Testing via Manual Testing
At the heart of any accessibility evaluation lies manual testing, the gold standard for determining whether digital experiences truly work for real people. Skilled accessibility professionals measure and test targets across devices, using a range of input methods, from mouse and keyboard to touch and assistive technology. Manual testing brings empathy and lived experience into the process, validating not just compliance, but comfort and confidence in interaction. This approach can confirm whether users can activate a control without error, whether visual spacing aligns with functional spacing, and how interface design affects precision in practice.
The trade-off, of course, is that manual testing is time- and resource-intensive and may vary with tester expertise. Yet it remains the most trustworthy and nuanced means of verifying that targets are not only technically compliant, but genuinely accessible.
Which approach is best?
Relying on a single testing method rarely delivers the full picture. A hybrid approach to testing WCAG 2.5.8 brings together the efficiency of automation, the contextual intelligence of AI, and the human insight of manual testing into a comprehensive and effective process.
Automated testing lays the foundation, it’s the most efficient way to capture broad, objective data across large-scale digital ecosystems. Automated tools can swiftly scan the DOM and CSS to identify interactive elements that fall below the 24 by 24 CSS pixel threshold or that lack adequate spacing from adjacent targets. This initial pass delivers speed, consistency, and scalability, surfacing high-probability issues that warrant deeper evaluation.
From there, AI-based testing introduces a new dimension: contextual understanding. Using computer vision and machine learning, AI systems simulate how humans perceive and interact with digital targets. They can differentiate between icons that appear small but have larger clickable zones, assess whether visual spacing meets usability expectations, and even emulate touch or pointer behavior across various devices. This layer of analysis goes beyond static measurements, it begins to approximate user experience.

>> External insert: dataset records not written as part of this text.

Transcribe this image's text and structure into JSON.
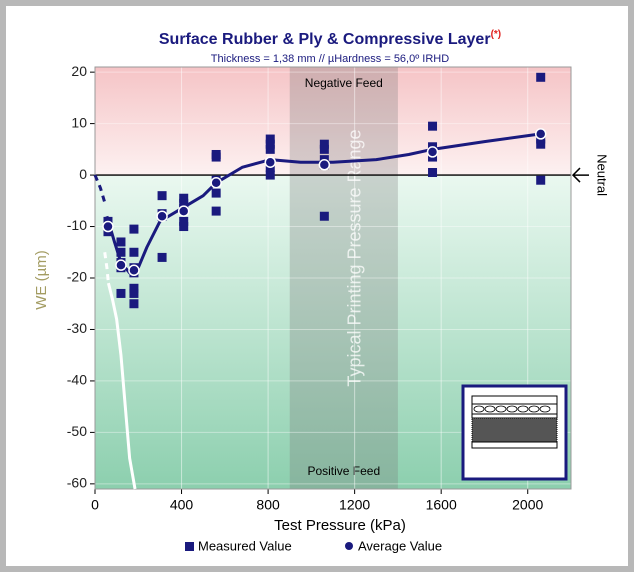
{
  "chart_data": {
    "type": "scatter",
    "title": "Surface Rubber & Ply & Compressive Layer",
    "title_note": "(*)",
    "subtitle": "Thickness = 1,38 mm // µHardness = 56,0º IRHD",
    "x_label": "Test Pressure (kPa)",
    "y_label": "WE (µm)",
    "xlim": [
      0,
      2200
    ],
    "ylim": [
      -61,
      21
    ],
    "xticks": [
      0,
      400,
      800,
      1200,
      1600,
      2000
    ],
    "yticks": [
      20,
      10,
      0,
      -10,
      -20,
      -30,
      -40,
      -50,
      -60
    ],
    "grid": true,
    "legend": "bottom",
    "band": {
      "x": [
        900,
        1400
      ],
      "label": "Typical Printing Pressure Range"
    },
    "annotations": {
      "top": "Negative Feed",
      "bottom": "Positive Feed",
      "right": "Neutral"
    },
    "series": [
      {
        "name": "Measured Value",
        "color": "#1a1a7e",
        "marker": "square",
        "x": [
          60,
          60,
          60,
          120,
          120,
          120,
          120,
          120,
          180,
          180,
          180,
          180,
          180,
          180,
          180,
          310,
          310,
          310,
          310,
          410,
          410,
          410,
          410,
          410,
          560,
          560,
          560,
          560,
          560,
          810,
          810,
          810,
          810,
          810,
          1060,
          1060,
          1060,
          1060,
          1060,
          1560,
          1560,
          1560,
          1560,
          2060,
          2060,
          2060,
          2060
        ],
        "values": [
          -9,
          -10,
          -11,
          -13,
          -15,
          -17,
          -18,
          -23,
          -10.5,
          -15,
          -18,
          -19,
          -22,
          -23,
          -25,
          -4,
          -7.5,
          -8,
          -16,
          -4.5,
          -5.5,
          -6.5,
          -9,
          -10,
          4,
          3.5,
          -1,
          -3.5,
          -7,
          7,
          6,
          5,
          1.5,
          0,
          6,
          5,
          3,
          2,
          -8,
          9.5,
          5.5,
          3.5,
          0.5,
          19,
          7,
          6,
          -1
        ]
      },
      {
        "name": "Average Value",
        "color": "#1a1a7e",
        "marker": "circle",
        "x": [
          60,
          120,
          180,
          310,
          410,
          560,
          810,
          1060,
          1560,
          2060
        ],
        "values": [
          -10,
          -17.5,
          -18.5,
          -8,
          -7,
          -1.5,
          2.5,
          2,
          4.5,
          8
        ]
      }
    ],
    "lines": [
      {
        "color": "#1a1a7e",
        "dash": true,
        "x": [
          0,
          25,
          50
        ],
        "values": [
          0,
          -2.5,
          -6
        ]
      },
      {
        "color": "#1a1a7e",
        "dash": false,
        "x": [
          55,
          90,
          120,
          160,
          200,
          240,
          300,
          400,
          500,
          560,
          680,
          810,
          950,
          1100,
          1300,
          1450,
          1560,
          1800,
          2060
        ],
        "values": [
          -8,
          -13,
          -17,
          -19,
          -18,
          -14,
          -9,
          -6.5,
          -4,
          -1.5,
          1.5,
          3,
          2.5,
          2.5,
          3,
          4,
          5,
          6.5,
          8
        ]
      },
      {
        "color": "#ffffff",
        "dash": true,
        "x": [
          45,
          55,
          62
        ],
        "values": [
          -15,
          -18,
          -21
        ]
      },
      {
        "color": "#ffffff",
        "dash": false,
        "x": [
          62,
          80,
          100,
          120,
          140,
          160,
          185
        ],
        "values": [
          -21,
          -24,
          -28,
          -35,
          -45,
          -55,
          -61
        ]
      }
    ]
  }
}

By interpreting design intent and visual affordance, AI helps filter out false positives from automation and highlights subtle usability concerns that purely code-based tools overlook.
The final and most critical layer is manual testing, where accessibility specialists bring human judgment and empathy into the equation. Manual testing validates findings through real-world interaction, testing with mouse, touch, keyboard, and assistive technologies, to determine whether users can consistently and confidently activate controls. It’s here that teams uncover the nuances automation and AI can’t capture: overlapping hit areas, dynamic layouts, custom widgets, and contextual usability barriers.
When combined, these methods form a layered, hybrid approach that merges the efficiency and precision of technology with the accuracy and empathy of human evaluation. This isn’t just about achieving WCAG 2.5.8 conformance, it’s about ensuring that every interactive target is both technically compliant and functionally usable. The result is a digital experience that works for everyone, everywhere, rooted not just in compliance, but in inclusive, real-world accessibility.